Com o apoio dessa propaganda, difundia-se uma quantidade de jornais, revistas, opúsculos, livros e romances, redigidos em estilo fácil, popular, atraente, com descrições fantásticas da prosperidade que espera o povo após a completa libertação deste da opressão do Governo Central Nacionalista, da influência das absurdas leis morais e superstições da religião.

O máximo dos esforços de propaganda endereçava-se à juventude. Em cada aldeia foram abertas escolas, nas quais mestres comunistas experimentados apresentavam a religião como um amontoado de absurdos e imoralidades; a moral cristã, tanto como a confuciana, como uma coleção de velhas fórmulas atentatórias da liberdade individual; a indissolubilidade do matrimônio, como uma instituição capitalista; a igualdade absoluta dos sexos, como uma conquista do progresso social.

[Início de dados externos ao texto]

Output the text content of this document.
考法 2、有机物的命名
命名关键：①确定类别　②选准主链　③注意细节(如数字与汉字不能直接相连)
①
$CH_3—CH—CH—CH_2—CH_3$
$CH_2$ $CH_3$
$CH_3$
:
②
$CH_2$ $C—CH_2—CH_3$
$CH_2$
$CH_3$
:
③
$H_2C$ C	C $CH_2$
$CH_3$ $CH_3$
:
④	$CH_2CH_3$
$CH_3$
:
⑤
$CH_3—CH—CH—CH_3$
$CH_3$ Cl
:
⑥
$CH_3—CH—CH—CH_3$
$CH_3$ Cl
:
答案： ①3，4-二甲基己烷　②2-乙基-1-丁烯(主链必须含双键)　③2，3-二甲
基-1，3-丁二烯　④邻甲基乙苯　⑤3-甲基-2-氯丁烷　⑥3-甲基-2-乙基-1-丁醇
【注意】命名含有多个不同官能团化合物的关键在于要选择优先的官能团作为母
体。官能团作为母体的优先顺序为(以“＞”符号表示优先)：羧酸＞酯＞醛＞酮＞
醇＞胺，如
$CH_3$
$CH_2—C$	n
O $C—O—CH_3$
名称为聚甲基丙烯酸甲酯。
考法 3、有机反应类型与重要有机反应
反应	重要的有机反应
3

3. Depois veio a fase denominada campanha pela reeducação, tendo por fim criar progressivamente “o homem novo”. Então, tudo concorria para a “reeducação”: imprensa, discursos, festas, rádio, cinema, reuniões populares diárias, sessões extraordinárias para os empregados de grau inferior, semanas de estudo para os responsáveis pelos organismos comunais, sessões de três semanas para os funcionários e para os intelectuais. E, para coroar o todo, os grandes retiros de várias semanas ou de vários meses. Esses períodos consagrados à “educação” ainda são obrigatórios quando o Governo impõe uma nova campanha ou um novo esforço. As “sessões educativas”, que muitas vezes eram levadas a efeito, de propósito, nas próprias igrejas ou nos locais de obras religiosas, voltavam periodicamente, sem contar as sessões semanais de autocrítica e de confissão dos membros do Partido, e sem falar, também, do exército, das escolas e das universidades marxistas, onde a formação durava anos.

4. Após o período de “reeducação”, aplicaram-se as medidas destinadas a paralisar totalmente os missionários no seu apostolado. É aquilo a que se chama a fase de oposição ativa.

Em nome de uma mais ampla liberdade de ensino (!), começou-se a fazer passar as escolas sob o controle do Partido, que se encarregava de as fazer aprovar, de lhes fazer estabelecer os programas, dos quais o ensino religioso era formalmente excluído, e de lhes escolher o pessoal docente. A fim de não contribuir para a difusão do materialismo ateu, as escolas católicas viram-se forçadas a fechar as suas portas.

Depois veio o confisco de todos os bens fundiários das missões, já gravados de taxas de valor superior ao dos próprios bens.

Em seguida ordem foi dada de se munir de um passaporte, para poder ir de uma aldeia a outra, mesmo mui próxima, de tal sorte que os missionários se acharam bloqueados na sua residência, com lhes ser regularmente recusada a entrega do passaporte, aliás muitas vezes com requintada cortesia.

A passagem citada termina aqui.